School was the ticket to something else. Padjen reached Dickinson College, in Carlisle, on scholarship. He played halfback in college until he volunteered for service in an artillery unit during World War II. Returning to Dickinson, he suffered injuries that ended his playing career. Then he took up coaching after settling in Hanover, initially in the junior high school. His football record there, 22-0-2; his basketball record, 45-5.

“A tough guy who emerged from the Steelton area with grace & dignity & high standards.” A friend I played with, and who went on to become an all-Pennsylvania tackle at Bucknell University, wrote that line about Padjen shortly after his death five years ago at age 87. The tribute continued, in part, “To me, most of his coaching was non-verbal — more from his actions and demeanor. (Did he ever cuss? I never heard him.)”

Demeanor: The season following that first camp, Hanover (the upper classmen, not us sophomore bench warmers) went 10-0 going into a final game against a tough cross-town rival. As stadium seats filled early, people took to standing several-deep at the ropes by the end zones. Final score: 7 to 7. In Friday-night pep talks, Padjen would sometimes say, “Let’s have a good weekend,” meaning the pain of a loss could last through Sunday. How pained was he after losing his 11-0 season? Perhaps not at all. What he wanted more than wins was what he had just seen, a Padjen team playing hard and clean and like brothers. In the locker room afterward, he had nothing to say to his boys except for words of his pride in them. I think I still have some of those words verbatim: “Hold your heads up when you walk out of here.”
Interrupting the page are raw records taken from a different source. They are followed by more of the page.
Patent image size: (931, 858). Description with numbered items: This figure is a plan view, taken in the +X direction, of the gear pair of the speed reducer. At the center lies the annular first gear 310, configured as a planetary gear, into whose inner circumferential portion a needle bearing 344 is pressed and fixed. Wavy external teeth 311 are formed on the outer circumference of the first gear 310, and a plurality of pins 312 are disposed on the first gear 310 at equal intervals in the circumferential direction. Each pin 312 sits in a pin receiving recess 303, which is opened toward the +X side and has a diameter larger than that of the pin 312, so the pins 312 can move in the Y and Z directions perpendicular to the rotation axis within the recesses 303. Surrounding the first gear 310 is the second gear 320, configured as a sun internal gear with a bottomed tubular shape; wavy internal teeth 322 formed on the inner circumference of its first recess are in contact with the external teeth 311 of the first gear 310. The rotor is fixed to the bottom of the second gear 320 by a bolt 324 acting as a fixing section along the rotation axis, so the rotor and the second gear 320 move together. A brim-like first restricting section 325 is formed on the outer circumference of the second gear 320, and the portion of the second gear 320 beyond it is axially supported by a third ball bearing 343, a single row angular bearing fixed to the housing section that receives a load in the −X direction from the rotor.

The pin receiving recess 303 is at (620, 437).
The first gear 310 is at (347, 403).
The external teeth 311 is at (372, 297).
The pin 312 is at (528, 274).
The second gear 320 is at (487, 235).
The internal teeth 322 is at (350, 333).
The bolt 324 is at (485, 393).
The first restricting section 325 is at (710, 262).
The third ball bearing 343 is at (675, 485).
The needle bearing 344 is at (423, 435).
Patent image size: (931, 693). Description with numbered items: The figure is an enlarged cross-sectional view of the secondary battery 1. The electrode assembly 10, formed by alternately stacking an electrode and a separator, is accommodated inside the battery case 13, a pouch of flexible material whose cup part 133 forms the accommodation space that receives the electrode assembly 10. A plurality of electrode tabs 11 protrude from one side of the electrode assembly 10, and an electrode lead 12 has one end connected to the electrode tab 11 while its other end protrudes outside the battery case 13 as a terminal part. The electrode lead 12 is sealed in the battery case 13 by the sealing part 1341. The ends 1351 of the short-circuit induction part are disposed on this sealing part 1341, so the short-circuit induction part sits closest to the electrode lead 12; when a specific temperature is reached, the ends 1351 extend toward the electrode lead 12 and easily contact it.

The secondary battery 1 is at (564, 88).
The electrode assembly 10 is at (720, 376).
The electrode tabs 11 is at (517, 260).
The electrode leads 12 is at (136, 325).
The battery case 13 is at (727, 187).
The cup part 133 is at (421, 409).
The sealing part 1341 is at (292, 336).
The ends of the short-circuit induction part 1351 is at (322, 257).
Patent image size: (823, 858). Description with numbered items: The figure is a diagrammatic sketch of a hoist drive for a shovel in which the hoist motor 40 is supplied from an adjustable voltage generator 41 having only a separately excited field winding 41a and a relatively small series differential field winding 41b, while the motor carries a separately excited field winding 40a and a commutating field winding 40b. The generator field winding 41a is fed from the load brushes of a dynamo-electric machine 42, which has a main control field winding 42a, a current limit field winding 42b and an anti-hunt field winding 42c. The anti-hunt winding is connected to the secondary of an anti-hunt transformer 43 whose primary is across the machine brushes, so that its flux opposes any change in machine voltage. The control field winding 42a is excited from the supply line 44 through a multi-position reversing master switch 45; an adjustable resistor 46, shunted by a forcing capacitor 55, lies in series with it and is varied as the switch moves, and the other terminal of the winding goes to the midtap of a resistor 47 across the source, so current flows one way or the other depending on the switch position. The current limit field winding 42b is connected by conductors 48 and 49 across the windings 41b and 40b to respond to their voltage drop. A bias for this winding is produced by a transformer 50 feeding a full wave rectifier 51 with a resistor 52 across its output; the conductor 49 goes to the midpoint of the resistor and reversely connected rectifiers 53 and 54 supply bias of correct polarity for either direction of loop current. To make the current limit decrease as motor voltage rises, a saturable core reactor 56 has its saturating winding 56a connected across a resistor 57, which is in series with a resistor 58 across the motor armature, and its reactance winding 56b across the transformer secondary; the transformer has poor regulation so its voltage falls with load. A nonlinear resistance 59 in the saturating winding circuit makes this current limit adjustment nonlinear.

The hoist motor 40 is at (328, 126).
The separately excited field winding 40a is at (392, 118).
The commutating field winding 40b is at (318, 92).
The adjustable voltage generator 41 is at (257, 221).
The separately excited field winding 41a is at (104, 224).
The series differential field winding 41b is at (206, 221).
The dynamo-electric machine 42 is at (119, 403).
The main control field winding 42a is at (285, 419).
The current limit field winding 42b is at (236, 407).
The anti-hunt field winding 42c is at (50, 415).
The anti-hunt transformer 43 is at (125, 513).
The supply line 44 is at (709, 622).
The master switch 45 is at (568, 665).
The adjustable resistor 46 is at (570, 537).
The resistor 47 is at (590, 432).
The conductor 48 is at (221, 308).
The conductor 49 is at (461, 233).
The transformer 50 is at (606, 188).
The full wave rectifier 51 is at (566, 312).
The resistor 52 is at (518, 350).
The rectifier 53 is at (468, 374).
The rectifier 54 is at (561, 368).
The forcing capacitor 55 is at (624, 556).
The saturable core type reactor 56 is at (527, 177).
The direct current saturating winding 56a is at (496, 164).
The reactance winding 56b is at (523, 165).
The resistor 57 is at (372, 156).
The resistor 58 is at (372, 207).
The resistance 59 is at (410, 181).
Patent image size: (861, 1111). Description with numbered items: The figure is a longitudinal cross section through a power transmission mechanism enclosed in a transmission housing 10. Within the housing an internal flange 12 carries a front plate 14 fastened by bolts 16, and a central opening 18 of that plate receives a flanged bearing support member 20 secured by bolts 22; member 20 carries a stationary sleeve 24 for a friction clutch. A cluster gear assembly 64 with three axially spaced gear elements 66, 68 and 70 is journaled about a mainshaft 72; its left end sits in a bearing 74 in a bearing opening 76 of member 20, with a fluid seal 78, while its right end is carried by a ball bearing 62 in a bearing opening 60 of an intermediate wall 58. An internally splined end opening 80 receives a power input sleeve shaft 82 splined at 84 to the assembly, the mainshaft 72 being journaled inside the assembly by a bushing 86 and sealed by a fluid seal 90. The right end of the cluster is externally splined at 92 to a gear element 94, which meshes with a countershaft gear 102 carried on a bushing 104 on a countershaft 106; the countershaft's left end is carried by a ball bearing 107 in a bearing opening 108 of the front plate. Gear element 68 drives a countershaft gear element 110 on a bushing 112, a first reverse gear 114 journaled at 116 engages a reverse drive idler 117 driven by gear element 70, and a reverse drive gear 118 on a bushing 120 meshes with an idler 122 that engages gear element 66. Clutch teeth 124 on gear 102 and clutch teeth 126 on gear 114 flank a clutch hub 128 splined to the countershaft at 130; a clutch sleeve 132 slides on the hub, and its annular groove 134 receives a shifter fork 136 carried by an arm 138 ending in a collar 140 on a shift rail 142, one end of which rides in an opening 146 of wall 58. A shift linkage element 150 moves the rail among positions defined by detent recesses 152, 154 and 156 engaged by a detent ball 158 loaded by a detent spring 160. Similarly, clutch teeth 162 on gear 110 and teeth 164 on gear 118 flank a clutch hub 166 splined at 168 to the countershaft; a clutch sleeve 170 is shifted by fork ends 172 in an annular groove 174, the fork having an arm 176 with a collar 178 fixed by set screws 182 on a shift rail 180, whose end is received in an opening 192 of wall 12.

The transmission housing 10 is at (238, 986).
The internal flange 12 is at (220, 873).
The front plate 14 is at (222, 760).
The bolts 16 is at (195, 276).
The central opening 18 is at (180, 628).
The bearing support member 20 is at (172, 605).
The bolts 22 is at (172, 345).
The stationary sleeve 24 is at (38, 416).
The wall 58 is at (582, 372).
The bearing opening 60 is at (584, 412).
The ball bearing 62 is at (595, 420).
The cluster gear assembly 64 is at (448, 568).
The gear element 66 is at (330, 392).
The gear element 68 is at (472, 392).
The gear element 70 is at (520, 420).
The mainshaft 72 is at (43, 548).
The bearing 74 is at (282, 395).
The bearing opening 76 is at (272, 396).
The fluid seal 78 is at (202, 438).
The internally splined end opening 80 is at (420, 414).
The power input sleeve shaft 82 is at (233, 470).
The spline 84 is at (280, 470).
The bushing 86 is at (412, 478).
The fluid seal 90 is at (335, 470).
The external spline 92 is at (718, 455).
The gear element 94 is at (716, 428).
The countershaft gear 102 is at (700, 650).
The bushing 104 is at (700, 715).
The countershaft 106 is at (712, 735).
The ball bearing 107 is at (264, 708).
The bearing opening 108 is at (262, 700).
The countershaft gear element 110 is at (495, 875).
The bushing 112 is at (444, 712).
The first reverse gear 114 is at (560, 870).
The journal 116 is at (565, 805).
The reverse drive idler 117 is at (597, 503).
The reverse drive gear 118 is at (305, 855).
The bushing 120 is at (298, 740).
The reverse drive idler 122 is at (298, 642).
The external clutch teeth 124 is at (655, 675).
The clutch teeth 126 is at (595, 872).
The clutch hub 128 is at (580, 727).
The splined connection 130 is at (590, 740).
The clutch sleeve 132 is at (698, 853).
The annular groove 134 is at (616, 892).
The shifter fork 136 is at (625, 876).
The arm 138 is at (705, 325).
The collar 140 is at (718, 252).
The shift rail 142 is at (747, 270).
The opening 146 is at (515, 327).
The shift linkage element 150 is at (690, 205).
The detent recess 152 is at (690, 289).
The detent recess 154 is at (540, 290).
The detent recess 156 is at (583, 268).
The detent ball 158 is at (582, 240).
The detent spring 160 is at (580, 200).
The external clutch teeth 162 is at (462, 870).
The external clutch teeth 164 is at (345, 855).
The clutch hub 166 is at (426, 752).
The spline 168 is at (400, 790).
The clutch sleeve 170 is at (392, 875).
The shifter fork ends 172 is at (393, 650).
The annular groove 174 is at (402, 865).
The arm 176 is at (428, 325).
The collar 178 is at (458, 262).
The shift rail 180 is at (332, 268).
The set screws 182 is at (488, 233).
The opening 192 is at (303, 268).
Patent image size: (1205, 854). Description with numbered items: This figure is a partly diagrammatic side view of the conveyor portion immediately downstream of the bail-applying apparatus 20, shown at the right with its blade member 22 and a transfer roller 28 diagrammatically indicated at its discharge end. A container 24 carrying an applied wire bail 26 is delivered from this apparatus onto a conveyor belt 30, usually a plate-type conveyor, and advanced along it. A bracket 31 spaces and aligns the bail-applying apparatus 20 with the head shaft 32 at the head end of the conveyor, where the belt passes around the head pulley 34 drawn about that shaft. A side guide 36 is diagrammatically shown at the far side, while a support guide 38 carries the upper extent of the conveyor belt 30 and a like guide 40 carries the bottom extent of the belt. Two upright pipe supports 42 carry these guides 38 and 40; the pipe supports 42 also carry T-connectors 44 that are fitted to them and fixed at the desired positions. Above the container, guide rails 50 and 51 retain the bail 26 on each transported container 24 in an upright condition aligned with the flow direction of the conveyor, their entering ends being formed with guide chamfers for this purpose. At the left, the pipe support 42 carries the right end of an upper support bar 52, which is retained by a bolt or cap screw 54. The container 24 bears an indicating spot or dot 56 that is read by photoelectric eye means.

The last time I saw Steve Padjen, he was fueling his car at a gasoline station in Hanover. I had stopped there on the drive back to my home near Philadelphia following a visit to relatives. By then he had retired from coaching and his teaching and administrative roles at the high school, but he remained a pillar of the community, teaching Sunday school in a Methodist church, serving on the Red Cross board and the borough council.

It went something like this:

“Mr. Padjen, hello.”

My hometown friends and I, when young, considered “coach” an exalted form of address. But now only “Mr.” seemed right. I suppose I hadn’t seen him in at least 10 years, but I didn’t get a moment to introduce myself.

“Rick!” he said instantly.

He could be terrific like that with names, and it didn’t matter much if you happened to play football as he got to know you in high school — or if you had played but were no great shakes, which may be the most charitable thing to say about my own brief stint on the gridiron. He made kids feel they mattered. He managed to do it again when they’d grown up.

“Heh, it’s great to see you! What are you doing these days? Are you still living around Philadelphia”?

We shook hands, and walked over to my car so he could see my family: my wife and our son and daughter.

They met a gentleman. He acted as if he was truly moved to see them. I believe he was.

It was not the time or place to linger, and I can’t recall just what I said to convey to the children, then starting to play their own sports, the stature of the man who was greeting them so warmly. Something about his lasting influence, I guess.

I must have been hoping a bit of Steve Padjen would rub off on my kids, too.

Richard Koenig is a NewsWorks contributor and the author of “No Place To Go,” an Amazon Kindle Single concerning the need for better sanitation in the developing world. He lives in Newtown Square, Pennsylvania.